Pourtant, l’arrestation, le transfert, pour jugement à La Haye et Arusha des inculpés par le Tribunal pour l’ex-Yougoslavie et le Tribunal pour le Rwanda sont une obligation internationale pour les pays de la région qui sont concernés. La coopération avec le TPIY est aussi pour les Etats des Balkans, mon pays souhaite le réaffirmer, une condition sine qua non de leur intégration dans la famille européenne. Aussi, sommes-nous, comme le Procureur, déçus que le plan d’action élaboré par les autorités de Belgrade n’ait à ce jour pas produit les effets escomptés. Il est impératif que la Serbie, et la Republika Srpska de Bosnie-Herzégovine coopèrent pleinement avec le Tribunal.

S’agissant du TPIR, je souhaite remercier son Procureur pour avoir apporté au Conseil des informations plus précises sur la coopération que le tribunal reçoit concernant les inculpés encore en fuite, mais aussi sur les enquêtes encore en cours.

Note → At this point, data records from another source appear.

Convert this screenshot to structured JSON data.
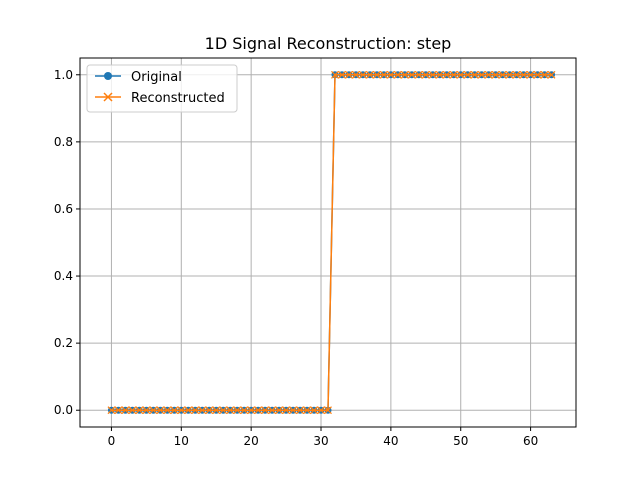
{
  "chart_data": {
    "type": "line",
    "title": "1D Signal Reconstruction: step",
    "xlabel": "",
    "ylabel": "",
    "xlim": [
      -4.5,
      66.5
    ],
    "ylim": [
      -0.05,
      1.05
    ],
    "xticks": [
      0,
      10,
      20,
      30,
      40,
      50,
      60
    ],
    "yticks": [
      0.0,
      0.2,
      0.4,
      0.6,
      0.8,
      1.0
    ],
    "xtick_labels": [
      "0",
      "10",
      "20",
      "30",
      "40",
      "50",
      "60"
    ],
    "ytick_labels": [
      "0.0",
      "0.2",
      "0.4",
      "0.6",
      "0.8",
      "1.0"
    ],
    "grid": true,
    "legend_position": "top-left",
    "series": [
      {
        "name": "Original",
        "color": "#1f77b4",
        "marker": "circle",
        "x": [
          0,
          1,
          2,
          3,
          4,
          5,
          6,
          7,
          8,
          9,
          10,
          11,
          12,
          13,
          14,
          15,
          16,
          17,
          18,
          19,
          20,
          21,
          22,
          23,
          24,
          25,
          26,
          27,
          28,
          29,
          30,
          31,
          32,
          33,
          34,
          35,
          36,
          37,
          38,
          39,
          40,
          41,
          42,
          43,
          44,
          45,
          46,
          47,
          48,
          49,
          50,
          51,
          52,
          53,
          54,
          55,
          56,
          57,
          58,
          59,
          60,
          61,
          62,
          63
        ],
        "y": [
          0,
          0,
          0,
          0,
          0,
          0,
          0,
          0,
          0,
          0,
          0,
          0,
          0,
          0,
          0,
          0,
          0,
          0,
          0,
          0,
          0,
          0,
          0,
          0,
          0,
          0,
          0,
          0,
          0,
          0,
          0,
          0,
          1,
          1,
          1,
          1,
          1,
          1,
          1,
          1,
          1,
          1,
          1,
          1,
          1,
          1,
          1,
          1,
          1,
          1,
          1,
          1,
          1,
          1,
          1,
          1,
          1,
          1,
          1,
          1,
          1,
          1,
          1,
          1
        ]
      },
      {
        "name": "Reconstructed",
        "color": "#ff7f0e",
        "marker": "x",
        "x": [
          0,
          1,
          2,
          3,
          4,
          5,
          6,
          7,
          8,
          9,
          10,
          11,
          12,
          13,
          14,
          15,
          16,
          17,
          18,
          19,
          20,
          21,
          22,
          23,
          24,
          25,
          26,
          27,
          28,
          29,
          30,
          31,
          32,
          33,
          34,
          35,
          36,
          37,
          38,
          39,
          40,
          41,
          42,
          43,
          44,
          45,
          46,
          47,
          48,
          49,
          50,
          51,
          52,
          53,
          54,
          55,
          56,
          57,
          58,
          59,
          60,
          61,
          62,
          63
        ],
        "y": [
          0,
          0,
          0,
          0,
          0,
          0,
          0,
          0,
          0,
          0,
          0,
          0,
          0,
          0,
          0,
          0,
          0,
          0,
          0,
          0,
          0,
          0,
          0,
          0,
          0,
          0,
          0,
          0,
          0,
          0,
          0,
          0,
          1,
          1,
          1,
          1,
          1,
          1,
          1,
          1,
          1,
          1,
          1,
          1,
          1,
          1,
          1,
          1,
          1,
          1,
          1,
          1,
          1,
          1,
          1,
          1,
          1,
          1,
          1,
          1,
          1,
          1,
          1,
          1
        ]
      }
    ]
  }
}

3. Alors que les dates que nous avons assignées aux tribunaux pour tenter d’achever leurs travaux approchent, il me semble que le Conseil doit réfléchir au sens de ces dates. Par nos résolutions nous avons demandé aux tribunaux de " prendre ==toutes mesures en leur pouvoir== pour achever tous les procès de première instance d’ici à la fin 2008 et terminer leurs travaux en 2010 ". Nous avons alors fixé un objectif mais non des dates couperet. Les rapports que nous venons d’entendre montrent bien que certains facteurs essentiels au respect de ce calendrier ne dépendent pas des tribunaux.

Pourtant certains semblent interpréter ce calendrier comme imposant, quoi qu’il arrive, de fermer les tribunaux en 2010, qu’ils aient ou non jugés les principaux fugitifs. C’est d’ailleurs là, sans doute, l’espoir de ces fugitifs. Le coût très élevé des tribunaux est souvent avancé. C’est certainement une préoccupation respectable.

Mais quel serait le sens de l’investissement considérable effectué pendant tant d’années par tous les membres des Nations Unies, si au bout du compte les principaux suspects de crime de génocide échappaient à la justice internationale ? Quel serait le legs de cette justice ? Quelle crédibilité aurait-elle auprès des victimes et de leurs communautés ? Aurait-elle rempli la mission qui lui a été confiée ? Quel en serait l’impact sur les efforts internationaux de lutte contre l’impunité ?

Le Conseil, qui a créé ces tribunaux, doit se poser ces questions.

Pour la France, il est clair que la mission des Tribunaux ad-hoc ne saurait être achevée aussi longtemps que les principaux accusés en fuite, en particulier de MM. Karadzic, Mladic et Kabuga n’auront pas été jugés par ces tribunaux. Nous ne pouvons renoncer à cette exigence./.